Industry-Led Consolidated Tape For Europe Edges Closer
Plans to establish an industry-led post-trade consolidated tape of record across Europe appear to be making some ground as the alternative option—force-fed regulation from Brussels—rears into view.
An increasingly fragmented marketplace in Europe, caused in part by the original MiFID review in 2007 that increased competition to the exchange landscape as part of sweeping reforms to the region’s financial services landscape, it has made it harder in recent times for market participants to get an easily accessible and transparent view of the market to understand whether or not best execution requirements have been met.
It is estimated that a full set of equity market data costs eight times as much to acquire in Europe as it does in the U.S., which has a consolidated tape in place.
Under the latest MiFID II proposals, if the industry cannot agree a commercial approach to the creation of a consolidated tape within two years then the European Securities and Markets Authority, the pan-European regulator, will be forced to step in and establish a single commercial entity to operate a consolidated tape.
Fearing the consequences of the hand of Brussels, two industry veterans this week announced plans for an industry-led consolidated tape in Europe.
Called the Coba Project and run by Graham Dick, the former head of business development at equity trading venue Chi-X Europe, and Mark Schaedel, the ex-market data chief at exchange operator NYSE Euronext, they believe their plan will succeed where others have so far failed.
“Following six months of extensive consultations with European and domestic regulatory bodies, regulated markets, MTFs [multilateral trading facilities], key buy side and sell side institutions, we believe that we have established a framework which addresses all of the regulatory, technical and commercial issues and has sufficient industry support to move forward,” said Dick.
Building on the market model typology plans—an industry initiative to come up with common standards as a precursor to the consolidated tape—and the recent best practice recommendations from the not-for-profit standards organization FIX Protocol, the Coba Project says it has established a plan which incorporates both proposals within a commercial framework that addresses many of the key issues which have impeded progress to date.
“This solution aligns to MiFID proposals, responds to stakeholder needs and facilitates the broad adoption of a pan-European consolidated tape as a means of restoring market transparency,” said Schaedel.
“We have also incorporated many lessons learned from the U.S. consolidated tape system while taking into account the unique circumstances and opportunities here in Europe.”
Dick added: “After a lengthy period of debate and consultation, there is now no reason to delay further.

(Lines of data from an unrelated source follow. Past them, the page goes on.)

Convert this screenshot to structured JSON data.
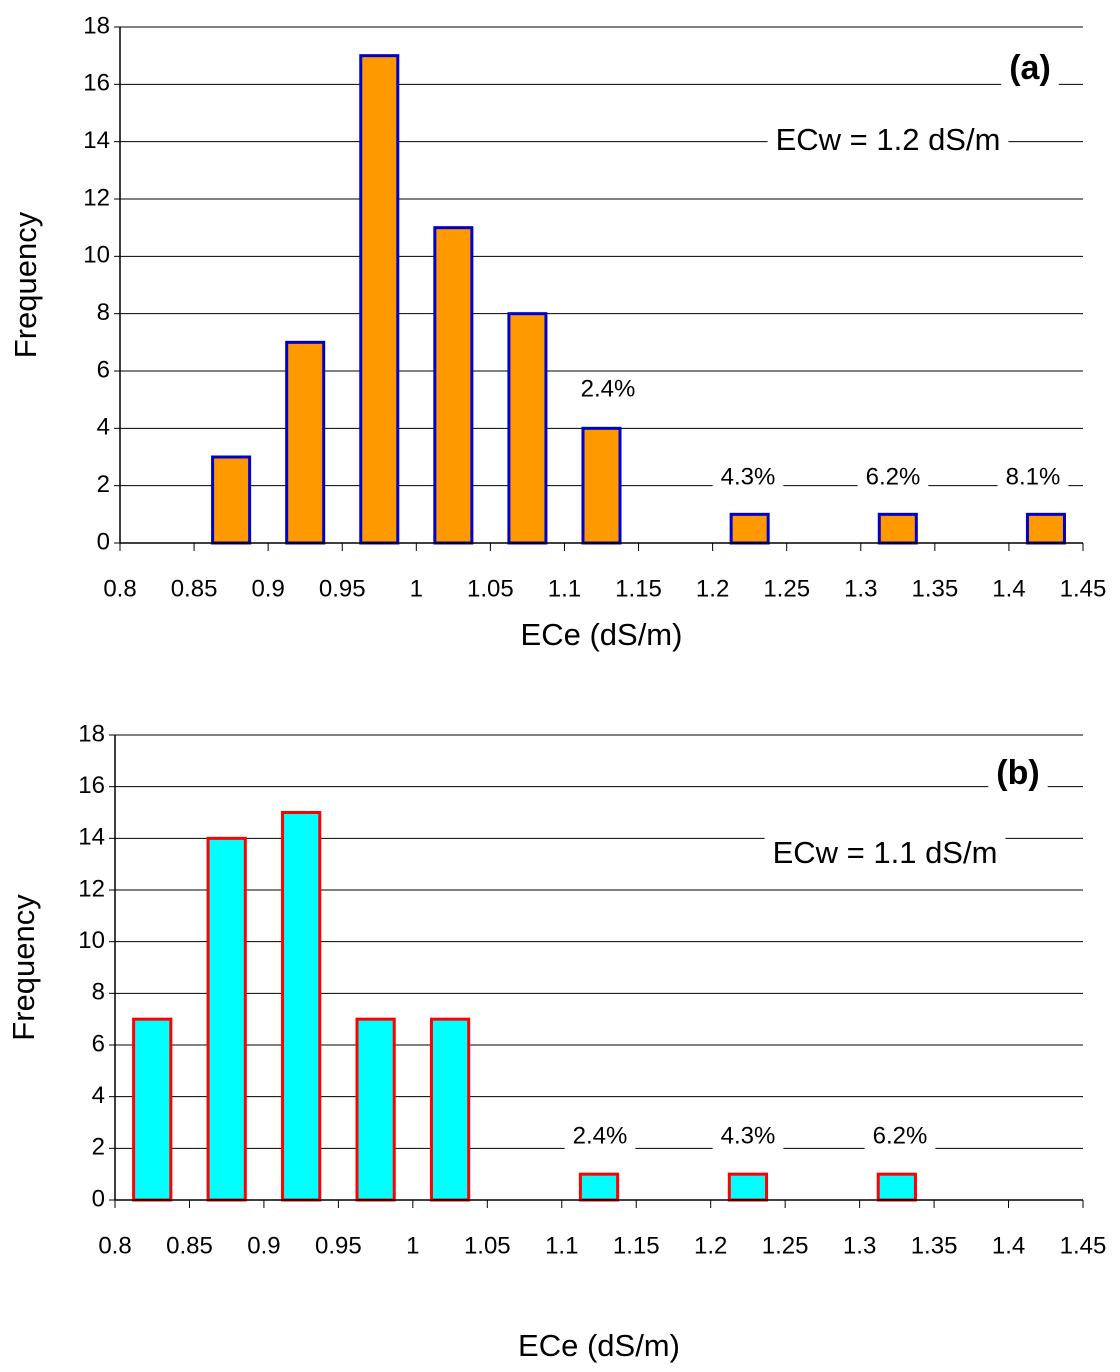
{
  "chart_data": [
    {
      "type": "histogram",
      "xlabel": "ECe (dS/m)",
      "ylabel": "Frequency",
      "bins": [
        0.8,
        0.85,
        0.9,
        0.95,
        1,
        1.05,
        1.1,
        1.15,
        1.2,
        1.25,
        1.3,
        1.35,
        1.4,
        1.45
      ],
      "values": [
        0,
        3,
        7,
        17,
        11,
        8,
        4,
        0,
        1,
        0,
        1,
        0,
        1
      ],
      "color": "#ff9900",
      "edgecolor": "#0000cc",
      "xlim": [
        0.8,
        1.45
      ],
      "xticks": [
        0.8,
        0.85,
        0.9,
        0.95,
        1,
        1.05,
        1.1,
        1.15,
        1.2,
        1.25,
        1.3,
        1.35,
        1.4,
        1.45
      ],
      "ylim": [
        0,
        18
      ],
      "yticks": [
        0,
        2,
        4,
        6,
        8,
        10,
        12,
        14,
        16,
        18
      ],
      "grid": true,
      "annotations": [
        "(a)",
        "ECw = 1.2 dS/m",
        "2.4%",
        "4.3%",
        "6.2%",
        "8.1%"
      ]
    },
    {
      "type": "histogram",
      "xlabel": "ECe (dS/m)",
      "ylabel": "Frequency",
      "bins": [
        0.8,
        0.85,
        0.9,
        0.95,
        1,
        1.05,
        1.1,
        1.15,
        1.2,
        1.25,
        1.3,
        1.35,
        1.4,
        1.45
      ],
      "values": [
        7,
        14,
        15,
        7,
        7,
        0,
        1,
        0,
        1,
        0,
        1,
        0,
        0
      ],
      "color": "#00ffff",
      "edgecolor": "#ff0000",
      "xlim": [
        0.8,
        1.45
      ],
      "xticks": [
        0.8,
        0.85,
        0.9,
        0.95,
        1,
        1.05,
        1.1,
        1.15,
        1.2,
        1.25,
        1.3,
        1.35,
        1.4,
        1.45
      ],
      "ylim": [
        0,
        18
      ],
      "yticks": [
        0,
        2,
        4,
        6,
        8,
        10,
        12,
        14,
        16,
        18
      ],
      "grid": true,
      "annotations": [
        "(b)",
        "ECw = 1.1 dS/m",
        "2.4%",
        "4.3%",
        "6.2%"
      ]
    }
  ]
}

With the commitment and co-operation of key stakeholders, the first phase of implementation can be delivered by the end of the second quarter 2013.”
However, not all are convinced that the Coba Project will prove to be a success.
“Everyone acknowledges that the lack of an agreed tape of record makes any concept of true best execution pretty meaningless and yet, five years on from the introduction of MiFID, there still seems little sign of progress,” said Steve Grob, director of group strategy at Fidessa, a trading and technology company, in a recent blog.
“The two announcements this week [the Coba Project and FIX Protocol] claim to be industry-led solutions, but neither has the complete backing of the market and neither solves the fundamental problem that continually seems to get kicked down the road.
“Is it the investment managers that make the buy/sell decisions, the brokers who execute and, in some cases, match orders, or the venues that list the stocks in question and match order flow too? This has a crucial bearing on who should actually pay for this data and then how much.
“The Eurocrats seem vague on all this and yet they state that if commercial providers don’t step in to provide such a consolidated tape at ‘reasonable cost’ then they will take matters into their own hands.”
Initiatives to put a consolidated tape in place have been batted away by the incumbent national exchanges in the past who are loathe to lose the revenues on offer for use of their market data. The home markets are estimated to bring in €1 billion a year collectively from this—although the national exchanges argue that it is a price worth paying.
“The consolidated tape is the one thing the entire industry, except for maybe the exchanges, are unanimous on,” Andrew Morgan, co-head of equity trading for EMEA at Deutsche Bank, Germany’s largest bank, told Markets Media.
In May, Bats Chi-X Europe, Europe’s largest equities trading venue by market share, announced plans to charge customers to use its market data feeds—the first multilateral trading facility to do so—in a bid challenge the higher fee model charged by incumbent exchanges.
Bats Chi-X Europe said at the time it was a drive to offer a more competitive market data fee model and that the move may provoke a wider discussion on the provision of a consolidated tape.
“[Establishing a consolidated tape] is a challenge as the exchanges want to protect their revenues, but Bats Chi-X Europe has done the right thing,” Michael Horan, director and head of trading services at Pershing, part of custody bank BNY Mellon’s empire, told Markets Media.
“At the start, their data was free but they then charged for data and it brought a knee-jerk response that Bats were playing the same game as the exchanges. But what Bats has done is put a value on the price of data and they are waiting to see who follows.
“The regulators have expected an industry response all along in terms of forming it but when participants like Bats move the debate forward it can only be a good thing. But the regulators might come to a point soon and say we are going to do X, Y and Z due to industry inaction.”